Éditorial Maxime Bergeron

ATTRIBUTION DES CONTRATS PUBLICS Pour en finir avec la loi du plus « cheap »

C’était l’une des principales recommandations de la commission Charbonneau : le Québec devrait s’éloigner de la sacro-sainte règle du plus bas soumissionnaire au moment d’attribuer des contrats publics.

Presque trois ans plus tard, les choses changent à pas de tortue.

Pire, des reculs sont envisagés.

La dictature du « pas cher » persiste dans l’attribution des contrats, autant dans les municipalités que les organismes publics de la province. Le prix d’abord, la qualité ensuite, dans bien des cas.

Cette façon de faire désuète a favorisé pendant trop longtemps la collusion dans l’industrie de la construction, comme l’a relevé avec justesse la commission Charbonneau en 2015. Les entrepreneurs véreux n’avaient qu’à s’entendre sur un (petit) prix commun, et hop, ils pouvaient se partager les contrats à tour de rôle. Quitte à facturer une série d'extras en cours de route – leur façon chouchou de se renflouer.

Plus dramatique encore : le choix systématique du plus bas soumissionnaire a contribué à un nivellement vers le bas dans bon nombre de projets publics, que ce soit en matière de conception, d’architecture ou de choix des matériaux. Exit l’innovation et l’audace, bonjour la redite et la banalité.

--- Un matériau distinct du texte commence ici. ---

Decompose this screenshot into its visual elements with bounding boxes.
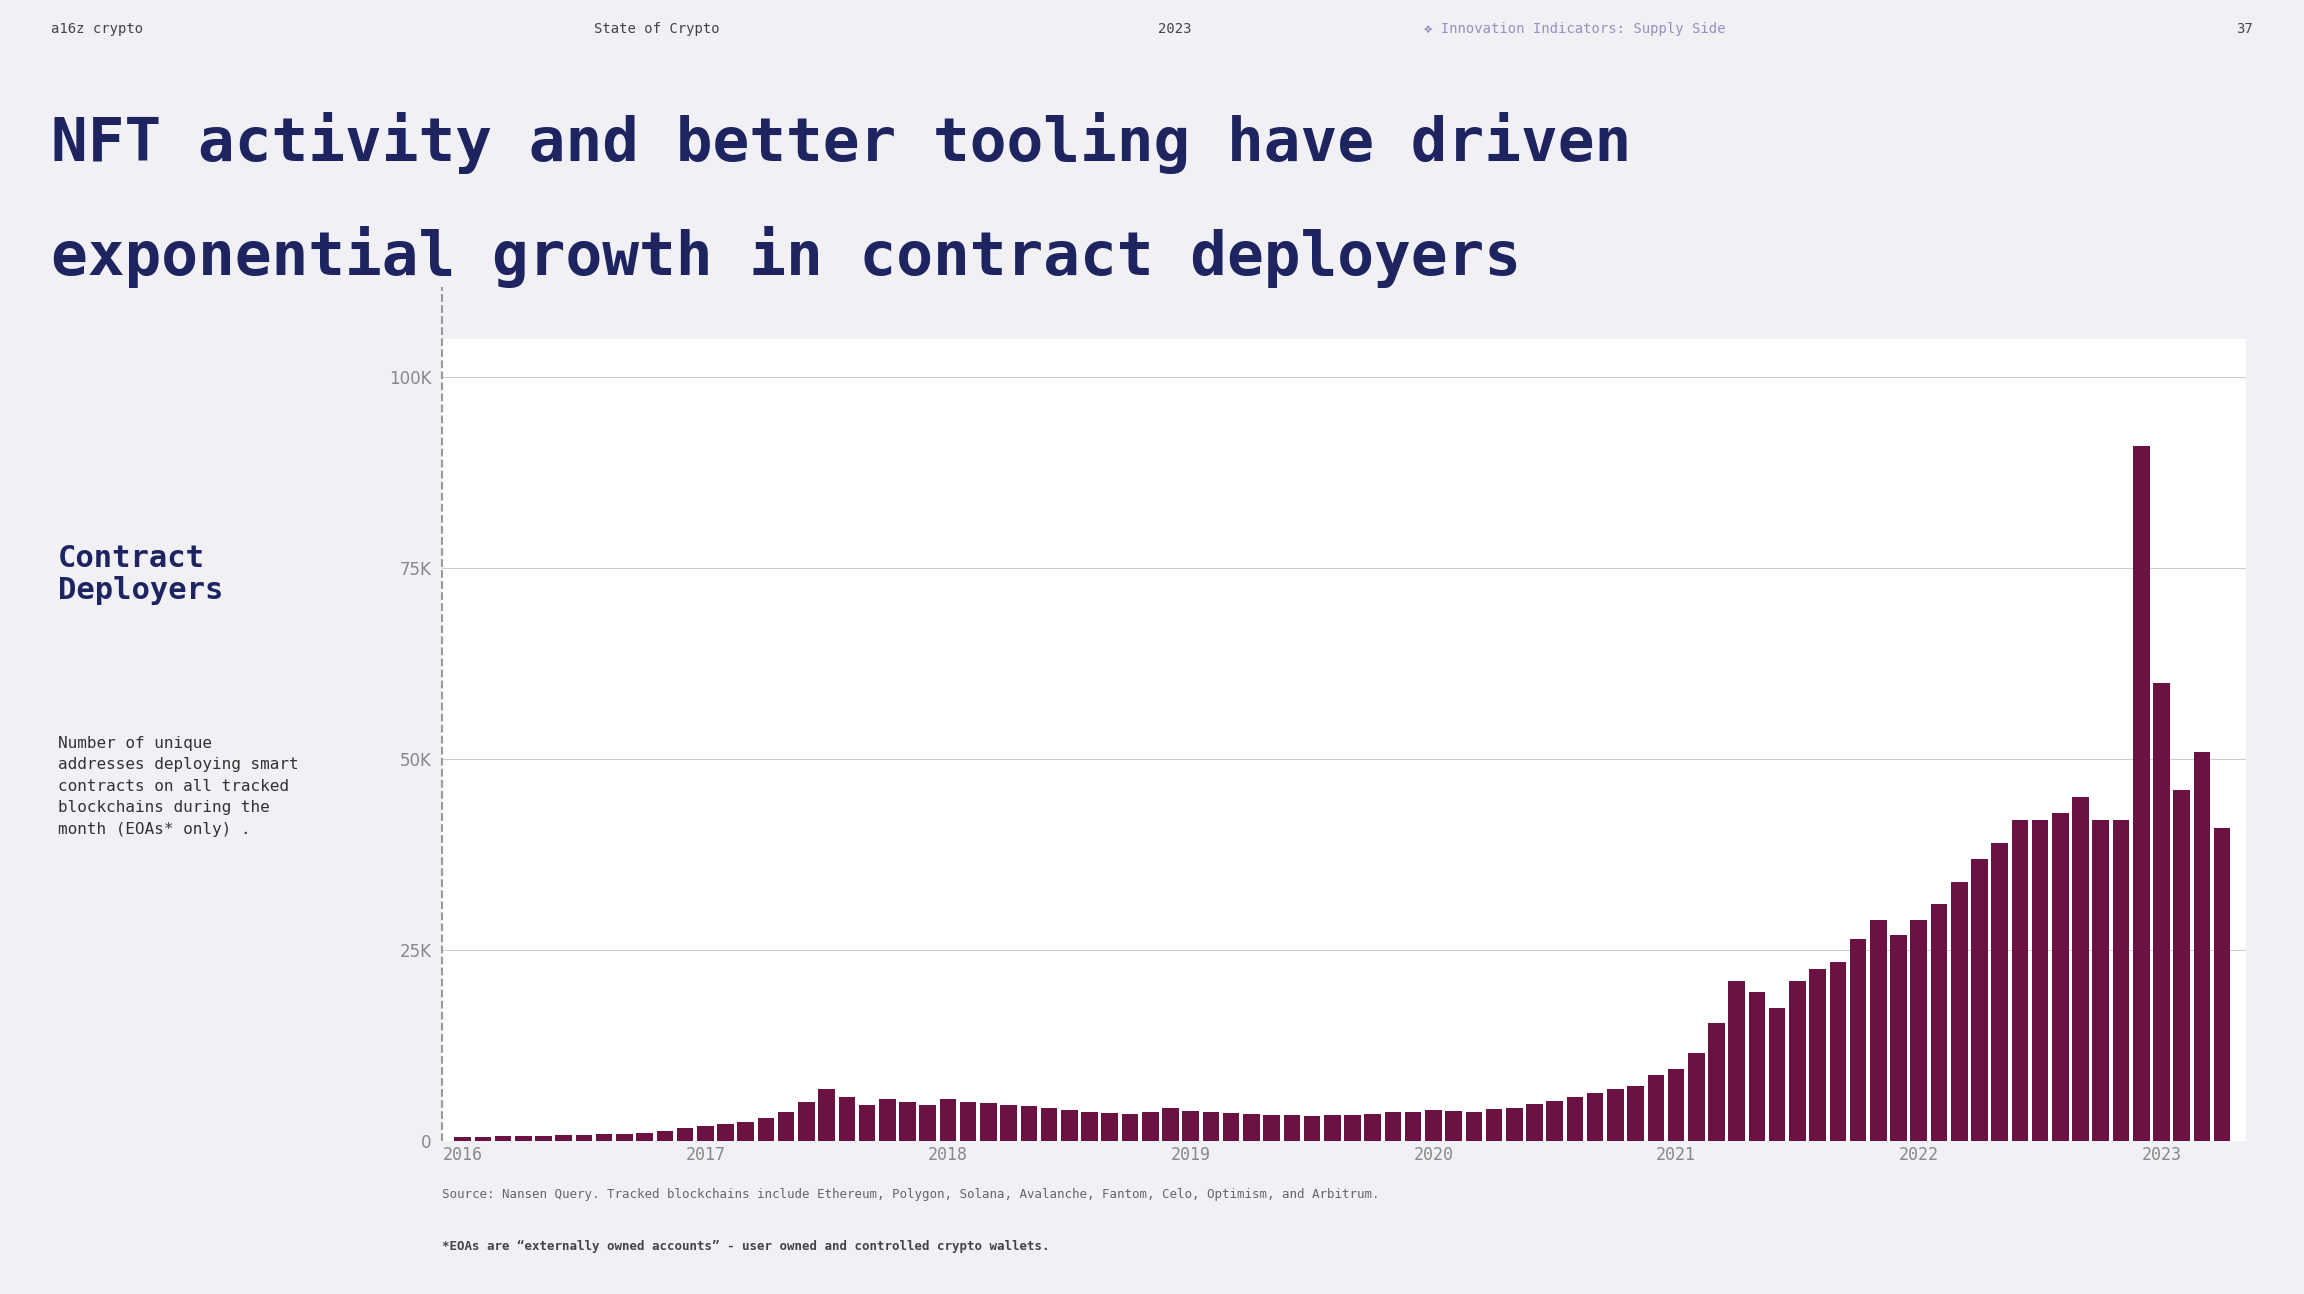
Bar	[2154, 683, 2170, 1141]
Bar	[2214, 828, 2230, 1141]
Bar	[2053, 813, 2069, 1141]
Text: Source: Nansen Query. Tracked blockchains include Ethereum, Polygon, Solana, Ava: Source: Nansen Query. Tracked blockchain…	[442, 1188, 1380, 1201]
Text: 2023: 2023	[1159, 22, 1191, 36]
Bar	[1203, 1112, 1219, 1141]
Bar	[2173, 789, 2191, 1141]
Bar	[1000, 1105, 1016, 1141]
Bar	[475, 1136, 491, 1141]
Bar	[1081, 1112, 1097, 1141]
Bar	[495, 1136, 511, 1141]
Bar	[1343, 1114, 1362, 1141]
Bar	[1668, 1069, 1684, 1141]
Bar	[1689, 1053, 1705, 1141]
Text: Contract
Deployers: Contract Deployers	[58, 543, 223, 606]
Bar	[1062, 1110, 1078, 1141]
Bar	[2113, 820, 2129, 1141]
Bar	[1889, 936, 1908, 1141]
Bar	[1608, 1090, 1624, 1141]
Bar	[2011, 820, 2028, 1141]
Bar	[1486, 1109, 1502, 1141]
Bar	[1405, 1112, 1422, 1141]
Bar	[1304, 1117, 1320, 1141]
Bar	[1587, 1093, 1604, 1141]
Text: Number of unique
addresses deploying smart
contracts on all tracked
blockchains : Number of unique addresses deploying sma…	[58, 735, 297, 837]
Bar	[839, 1097, 855, 1141]
Bar	[1364, 1114, 1380, 1141]
Bar	[1647, 1075, 1663, 1141]
Bar	[1525, 1104, 1544, 1141]
Bar	[1041, 1108, 1058, 1141]
Bar	[576, 1135, 592, 1141]
Bar	[919, 1105, 935, 1141]
Bar	[1951, 881, 1968, 1141]
Bar	[1325, 1115, 1341, 1141]
Bar	[880, 1100, 896, 1141]
Bar	[818, 1090, 834, 1141]
Bar	[1728, 981, 1744, 1141]
Bar	[1244, 1114, 1260, 1141]
Bar	[940, 1100, 956, 1141]
Bar	[1546, 1101, 1562, 1141]
Bar	[516, 1136, 532, 1141]
Text: *EOAs are “externally owned accounts” - user owned and controlled crypto wallets: *EOAs are “externally owned accounts” - …	[442, 1240, 1051, 1253]
Bar	[1426, 1110, 1442, 1141]
Text: ❖ Innovation Indicators: Supply Side: ❖ Innovation Indicators: Supply Side	[1424, 22, 1726, 36]
Bar	[2032, 820, 2048, 1141]
Bar	[698, 1126, 714, 1141]
Bar	[1182, 1110, 1198, 1141]
Bar	[2134, 446, 2150, 1141]
Bar	[1809, 969, 1827, 1141]
Bar	[2071, 797, 2090, 1141]
Bar	[657, 1131, 673, 1141]
Bar	[1790, 981, 1806, 1141]
Bar	[1263, 1114, 1279, 1141]
Bar	[779, 1113, 795, 1141]
Bar	[535, 1136, 551, 1141]
Bar	[1749, 992, 1765, 1141]
Bar	[797, 1101, 816, 1141]
Bar	[1161, 1109, 1180, 1141]
Bar	[1910, 920, 1926, 1141]
Bar	[1972, 859, 1988, 1141]
Bar	[979, 1102, 998, 1141]
Text: State of Crypto: State of Crypto	[594, 22, 719, 36]
Bar	[1507, 1108, 1523, 1141]
Bar	[615, 1134, 634, 1141]
Bar	[1567, 1097, 1583, 1141]
Bar	[454, 1137, 470, 1141]
Bar	[1223, 1113, 1240, 1141]
Bar	[1283, 1115, 1299, 1141]
Bar	[899, 1101, 915, 1141]
Bar	[758, 1118, 774, 1141]
Bar	[1707, 1022, 1726, 1141]
Bar	[1850, 939, 1866, 1141]
Text: exponential growth in contract deployers: exponential growth in contract deployers	[51, 225, 1521, 287]
Bar	[677, 1128, 694, 1141]
Bar	[555, 1135, 571, 1141]
Bar	[1101, 1113, 1117, 1141]
Bar	[1445, 1110, 1463, 1141]
Bar	[1871, 920, 1887, 1141]
Bar	[1122, 1114, 1138, 1141]
Bar	[597, 1135, 613, 1141]
Bar	[1829, 961, 1846, 1141]
Bar	[1385, 1113, 1401, 1141]
Bar	[1465, 1112, 1481, 1141]
Bar	[1991, 844, 2009, 1141]
Bar	[1627, 1086, 1645, 1141]
Text: a16z crypto: a16z crypto	[51, 22, 143, 36]
Bar	[2193, 752, 2210, 1141]
Bar	[2092, 820, 2108, 1141]
Bar	[961, 1101, 977, 1141]
Text: NFT activity and better tooling have driven: NFT activity and better tooling have dri…	[51, 111, 1631, 173]
Bar	[737, 1122, 753, 1141]
Bar	[1931, 905, 1947, 1141]
Bar	[717, 1124, 733, 1141]
Bar	[1143, 1113, 1159, 1141]
Text: 37: 37	[2237, 22, 2253, 36]
Bar	[1769, 1008, 1786, 1141]
Bar	[1021, 1106, 1037, 1141]
Bar	[859, 1105, 876, 1141]
Bar	[636, 1134, 652, 1141]
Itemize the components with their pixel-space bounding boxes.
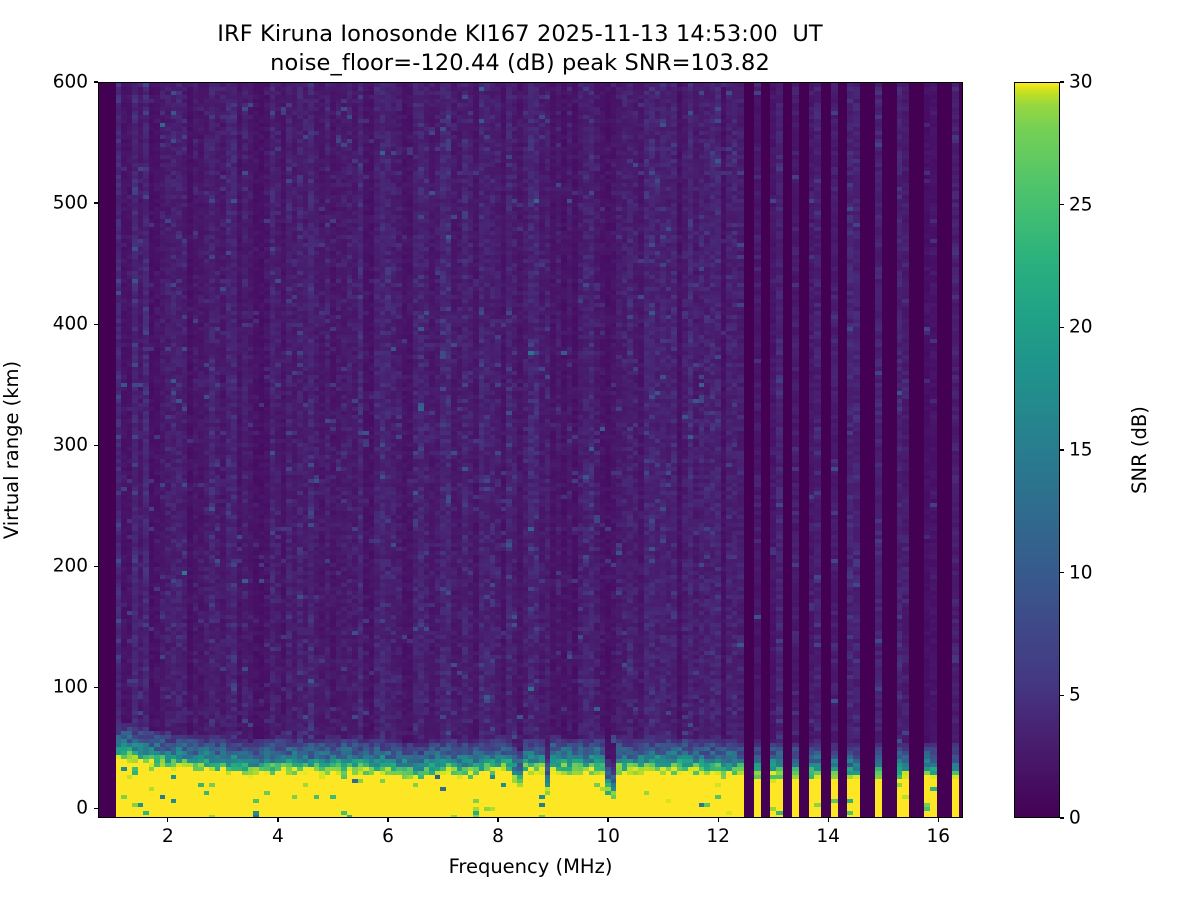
y-tick-mark xyxy=(93,323,98,325)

On a vu au Québec de trop nombreux exemples de routes défoncées après un seul hiver et d’immeubles publics truffés de problèmes dès leur inauguration. Ou, encore plus fréquemment, d’ouvrages publics fades et génériques, construits selon des critères de qualité minimum. La galerie des horreurs pourrait remplir plusieurs écrans de La Presse+.

Le gouvernement Couillard devrait agir de façon décisive pour renverser la vapeur et prêcher par l’exemple, mais il semble plutôt faire des pas dans la mauvaise direction.

Cri du cœur

Une trentaine de gros noms de Québec inc. ont tiré la sonnette d’alarme cette semaine. Leur message – « faudra-t-il un autre viaduc de la Concorde ? » – est provocateur, mais leurs inquiétudes sont tout à fait justifiées.

Les membres de cette coalition – qui inclut l’Association des firmes de génie-conseil, l’Association des architectes en pratique privée, le Conseil du patronat et des groupes sociaux comme Équiterre – dénoncent un changement réglementaire proposé discrètement par Québec à la fin juin.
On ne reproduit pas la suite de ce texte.